Mais ce basculement dans le scénario fait aussi écho au basculement du contexte des années 90 et à la fin du communisme dans les pays d'Europe de l'Est. Lorsque Tavernier tourne en Roumanie cela fait effectivement un peu plus de 5 ans que la dictature de Ceausescu a pris fin. La Bessarabie que les Roumains récupèrent en 1918, et qu'ils reperdront en 1940, est devenue un État indépendant sous le nom de Moldavie. Le tournage d'un réalisateur français et d'un film français en Roumanie s'inscrit donc également dans un rapprochement culturel et politique avec la France. C'est l'époque où les amitiés franco-roumaines renouent, où les lycées français organisent des échanges culturels avec la Roumanie, où Bucarest concède la gestion de la distribution d'eau de la ville au groupe français Veolia-Eau, leader mondial dans les services de l'eau. Le tournage en Roumanie, comme le rappelle Tavernier lui-même, ne fut d'ailleurs pas de tout repos : les figurants et cascadeurs professionnels roumains partaient avant les prises de vues, le matériel et les accessoires ne marchaient pas toujours. La Roumanie des années 90 est alors encore très pauvre et réaliser un film dans ce pays relève d'une gageure : c'est cela aussi le contexte de tournage de Capitaine Conan.

Enfin le dernier contexte de Capitaine Conan est aussi celui de la consécration de Philippe Torreton (qui interprète le protagoniste principal) comme un acteur majeur du cinéma français. Certes celui-ci avait déjà commencé une belle carrière au théâtre : il entre en 1990 à la Comédie-Française comme pensionnaire et en devient sociétaire en 1994. Mais il n'est pas encore très connu du grand public.

Dans Capitaine Conan, servi par un éclairage savamment étudié par le chef opérateur Alain Choquart, Philippe Torreton révèle un jeu puissant et convaincant. Il recevra d'ailleurs le César du meilleur acteur en février 1997 pour son rôle dans le film. La carrière cinématographique de Philippe Torreton qui avait déjà tourné de nombreux films avec Tavernier (L627, l'Appât) et qui en tournera d'autres (Cela commence aujourd'hui) était définitivement lancée.

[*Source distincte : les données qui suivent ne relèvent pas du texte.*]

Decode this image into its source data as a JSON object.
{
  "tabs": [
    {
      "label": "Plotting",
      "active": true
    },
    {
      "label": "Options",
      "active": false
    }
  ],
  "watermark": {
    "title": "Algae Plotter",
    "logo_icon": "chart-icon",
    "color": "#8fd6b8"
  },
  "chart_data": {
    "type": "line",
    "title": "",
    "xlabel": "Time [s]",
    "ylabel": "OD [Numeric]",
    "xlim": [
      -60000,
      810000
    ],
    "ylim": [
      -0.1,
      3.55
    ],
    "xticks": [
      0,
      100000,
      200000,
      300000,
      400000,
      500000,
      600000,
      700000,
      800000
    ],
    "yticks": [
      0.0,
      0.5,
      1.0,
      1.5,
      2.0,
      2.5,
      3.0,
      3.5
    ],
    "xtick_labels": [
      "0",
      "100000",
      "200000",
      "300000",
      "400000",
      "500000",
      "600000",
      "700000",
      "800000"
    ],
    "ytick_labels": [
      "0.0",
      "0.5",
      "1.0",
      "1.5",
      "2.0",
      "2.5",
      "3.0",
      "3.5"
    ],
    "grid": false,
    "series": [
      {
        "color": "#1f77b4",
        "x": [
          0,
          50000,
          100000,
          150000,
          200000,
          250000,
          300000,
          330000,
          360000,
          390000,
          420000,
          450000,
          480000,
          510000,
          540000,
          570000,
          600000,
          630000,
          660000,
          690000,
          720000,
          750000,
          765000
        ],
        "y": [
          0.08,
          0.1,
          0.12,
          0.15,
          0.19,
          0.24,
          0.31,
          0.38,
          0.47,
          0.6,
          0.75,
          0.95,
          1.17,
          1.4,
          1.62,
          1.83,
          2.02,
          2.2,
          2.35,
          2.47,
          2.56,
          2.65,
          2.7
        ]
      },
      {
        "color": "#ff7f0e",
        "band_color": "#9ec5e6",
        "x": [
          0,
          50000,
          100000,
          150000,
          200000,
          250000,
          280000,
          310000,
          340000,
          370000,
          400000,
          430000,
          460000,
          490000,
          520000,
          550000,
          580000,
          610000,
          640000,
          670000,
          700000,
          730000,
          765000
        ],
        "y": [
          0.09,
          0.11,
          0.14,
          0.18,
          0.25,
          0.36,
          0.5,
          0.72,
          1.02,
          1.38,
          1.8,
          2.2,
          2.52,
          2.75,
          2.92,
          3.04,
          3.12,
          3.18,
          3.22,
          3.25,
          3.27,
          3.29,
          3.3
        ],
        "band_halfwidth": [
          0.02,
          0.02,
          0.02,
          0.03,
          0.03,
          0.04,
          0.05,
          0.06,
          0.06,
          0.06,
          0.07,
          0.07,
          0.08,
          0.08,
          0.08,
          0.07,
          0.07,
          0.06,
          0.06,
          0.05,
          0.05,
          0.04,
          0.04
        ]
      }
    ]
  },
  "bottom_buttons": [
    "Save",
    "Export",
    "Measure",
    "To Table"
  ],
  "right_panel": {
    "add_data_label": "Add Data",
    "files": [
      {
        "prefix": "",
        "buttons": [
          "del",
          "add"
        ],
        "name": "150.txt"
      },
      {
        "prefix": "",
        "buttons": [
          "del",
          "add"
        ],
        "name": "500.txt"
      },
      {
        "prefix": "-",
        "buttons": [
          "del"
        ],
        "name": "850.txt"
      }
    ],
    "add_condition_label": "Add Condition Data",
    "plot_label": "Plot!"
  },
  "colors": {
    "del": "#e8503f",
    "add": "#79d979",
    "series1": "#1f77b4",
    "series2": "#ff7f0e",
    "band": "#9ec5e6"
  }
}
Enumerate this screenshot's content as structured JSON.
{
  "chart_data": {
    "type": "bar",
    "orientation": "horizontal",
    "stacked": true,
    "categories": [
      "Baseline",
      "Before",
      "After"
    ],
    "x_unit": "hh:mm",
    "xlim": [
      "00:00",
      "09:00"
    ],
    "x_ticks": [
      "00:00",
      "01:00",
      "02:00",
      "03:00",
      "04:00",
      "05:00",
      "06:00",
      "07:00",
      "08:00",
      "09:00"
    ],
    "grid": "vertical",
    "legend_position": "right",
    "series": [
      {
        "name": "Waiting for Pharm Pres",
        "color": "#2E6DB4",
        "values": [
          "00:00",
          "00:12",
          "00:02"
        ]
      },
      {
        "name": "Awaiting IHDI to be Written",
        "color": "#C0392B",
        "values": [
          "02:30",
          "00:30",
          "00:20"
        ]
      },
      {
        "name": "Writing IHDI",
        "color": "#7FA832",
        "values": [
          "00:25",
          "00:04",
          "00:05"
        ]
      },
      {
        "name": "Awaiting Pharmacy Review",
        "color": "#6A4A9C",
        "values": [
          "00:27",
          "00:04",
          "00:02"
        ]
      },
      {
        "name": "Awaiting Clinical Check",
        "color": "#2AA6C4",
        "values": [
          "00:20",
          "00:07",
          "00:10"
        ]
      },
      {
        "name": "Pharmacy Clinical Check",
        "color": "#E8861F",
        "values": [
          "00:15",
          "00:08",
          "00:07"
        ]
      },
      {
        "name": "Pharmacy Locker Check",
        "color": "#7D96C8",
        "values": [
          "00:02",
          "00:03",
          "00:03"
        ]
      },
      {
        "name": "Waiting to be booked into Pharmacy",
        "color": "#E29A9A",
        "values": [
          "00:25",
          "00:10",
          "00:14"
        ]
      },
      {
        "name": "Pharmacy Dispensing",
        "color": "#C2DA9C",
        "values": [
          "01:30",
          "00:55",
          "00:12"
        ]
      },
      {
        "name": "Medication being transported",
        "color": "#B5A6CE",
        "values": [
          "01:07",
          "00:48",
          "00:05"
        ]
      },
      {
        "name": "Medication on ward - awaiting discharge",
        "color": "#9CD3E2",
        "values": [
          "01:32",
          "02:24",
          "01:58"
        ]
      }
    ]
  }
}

Lors de cette cérémonie des Césars 1997 Tavernier reçut, ex aequo avec Ridicule de Patrice Leconte, le César du meilleur réalisateur. La même année triomphaient à Cannes L'Anguille de Shohei Imamura et Le Goût de la cerise d'Abbas Kiarostami alors que Le Patient anglais raflait de nombreux Oscars (dont celui du meilleur film) aux États-Unis.

Pour de nombreux historiens français spécialistes de la Première Guerre Mondiale comme Stéphane Audoin-Rouzeau, Annette et Jean-Jacques Becker ou Antoine Prost (aujourd'hui président du conseil scientifique de la Mission du centenaire de la première guerre mondiale), Capitaine Conan de Bertrand Tavernier constitue incontestablement un film très novateur et instructif sur la guerre de 14 à la fois par le lieu de l'action rarement montré (le front des Balkans), par la mise en évidence de la notion (alors toute récente) de « brutalisation » des hommes, par l'histoire de ce corps expéditionnaire d'Orient dont certaines unités continuèrent la guerre contre les bolcheviques jusqu'en décembre 1918. Un film qui trouve toute sa place dans le cadre de la commémoration du centenaire de la première guerre mondiale.